İncitmeden yolma sanatı...

BU sırada sözü çok edildi ama nedense üstünde durulmadı... Oysa Türkiye'de büyük bir kamu kurumu vakıfları olayı var. Hani polis karakoluna gidip de bir dilekçe verdiğiniz takdirde burnunuza bir makbuz dayayıp;

‘‘Türk Polis Teşkilatını Güçlendirme Vakfı'na şu kadar bağışta bulunacaksınız’’ dedikleri yahut;

‘‘Türk İdarecileri Vakfı'na yapacağınız şu kadar bağışın makbuzu burada’’ diyerek beklemediğiniz bir fatura ödemeye mecbur ettikleri zaman varlığını öğrendiğiniz vakıflar var ya... Onlardan söz ediyoruz.

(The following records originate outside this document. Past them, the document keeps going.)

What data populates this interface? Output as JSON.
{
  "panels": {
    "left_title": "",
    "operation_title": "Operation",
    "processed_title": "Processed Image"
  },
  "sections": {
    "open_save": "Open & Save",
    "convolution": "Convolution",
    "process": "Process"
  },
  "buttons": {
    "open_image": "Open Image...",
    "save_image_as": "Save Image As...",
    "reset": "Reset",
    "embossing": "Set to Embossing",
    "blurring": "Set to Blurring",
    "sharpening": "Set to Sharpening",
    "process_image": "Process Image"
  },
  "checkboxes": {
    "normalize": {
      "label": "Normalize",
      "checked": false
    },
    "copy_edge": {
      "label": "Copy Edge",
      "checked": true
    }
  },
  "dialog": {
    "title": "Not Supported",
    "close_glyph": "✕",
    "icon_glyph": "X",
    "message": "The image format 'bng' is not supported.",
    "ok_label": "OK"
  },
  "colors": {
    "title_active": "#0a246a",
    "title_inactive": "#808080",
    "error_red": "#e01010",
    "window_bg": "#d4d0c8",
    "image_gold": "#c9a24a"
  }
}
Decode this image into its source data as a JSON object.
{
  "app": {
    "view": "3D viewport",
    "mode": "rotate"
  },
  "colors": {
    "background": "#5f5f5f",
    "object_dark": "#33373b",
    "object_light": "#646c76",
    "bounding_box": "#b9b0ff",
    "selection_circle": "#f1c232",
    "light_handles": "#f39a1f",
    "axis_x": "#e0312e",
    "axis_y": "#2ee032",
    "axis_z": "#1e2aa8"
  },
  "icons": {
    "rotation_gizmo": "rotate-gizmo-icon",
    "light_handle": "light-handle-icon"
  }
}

Türkiye'de şimdi öyle bir noktaya geldik ki, hangi kamu kurumuna başvursanız devletin usulünce tayin ettiği harç, resim vb. paraya ek olarak bir de bu tür vakıflara haraç vermek zorunda kalıyorsunuz.

Dün bir gazetede, bu şekilde bağış görüntüsü altında zorla alınan haraçlar sayesinde Nüfus İdaresini Güçlendirme Vakfı'nın 2000 yılında halktan 6 trilyon 900 milyar lira topladığı bildiriliyordu.

Emniyeti Güçlendirme Vakfı; Jandarma Asayiş Vakfı; Adalet Teşkilatını Güçlendirme Vakfı; Türk Sağlık Eğitim Vakfı... Ve pek çok eğitim vakfı dahil bugün Türkiye'de tam 630 adet kamu kurumu vakfı olduğu biliniyor.

Hadi diyelim ki ‘‘Ne de olsa bir kamu kurumunun güçlenmesi için çalışıyorlar’’.

İyi de... Toplanan bu paraların kime harcandığı, nasıl harcandığı biliniyor mu?

Yetkililere sorduk. Çok açık şekilde ‘‘Kesinlikle bilinmiyor; çünkü denetlenemiyor’’ yanıtını aldık. Sebep... Vakıflar Genel Müdürlüğü denetleme elemanlarının sayısı ihtiyaca yetmiyormuş.

Gerçi geçen yılki Bütçe Yasası'na konan bir hüküm ve ona dayalı olarak Başbakan Bülent Ecevit'in yayınladığı bir genelge gereğince her vakfın, ait olduğu kurum (örneğin bakanlık) tarafından denetlenmesi gerekiyor, ama o da işlemiyor. Yani tam bir başıbozukluk sürüp gidiyor.

Araştırınca öğrendik ki, aralarında Nüfus Hizmetlerini Güçlendirme Vakfı; Bezm-i Alem Hastanesini Geliştirme Vakfı; Milli Eğitim Vakfı; İtfaiye Vakfı; Kültür Bakanlığı Kültür ve Tabiat Varlıklarını Koruma, Değerlendirme ve Geliştirme Vakfı; Sanayi ve Ticaret Bakanlığı Teşkilatını Güçlendirme Vakfı, Pamukkale Üniversitesi Vakfı'nın da bulunduğu 15 kamu kurumu vakfının yöneticileri, ‘‘yasalara aykırı işlemleri’’ nedeniyle yargıya verilmişler. Nitekim Ankara 30. Asliye Hukuk Mahkemesi, aynen Osman Durmuş gibi, kendisi Sağlık Bakanı olduğu sırada, kamu kurumu kaynaklarıyla çok sayıda vakıf kuran H.Ş. ile öteki yöneticilerin görevden azledilmelerine (kovulmalarına) 15 Mart 2001 tarihinde karar vermiş.

Bir başka bakanın, yine kamu kaynaklarını kullanarak kurduğu vakfın göstermelik olarak birkaç öğrenciye burs verdiği ama aslında Ankara'da otopark işletmeciliği yaptığı bildiriliyor.

Gördüğünüz gibi vakıf işinin suyu çıkmış durumda... Kimi vatandaşı soyuyor, kimi de soyanı kral ilan ediyor. Biz de merak ediyoruz; ilgililer uyuyor mu?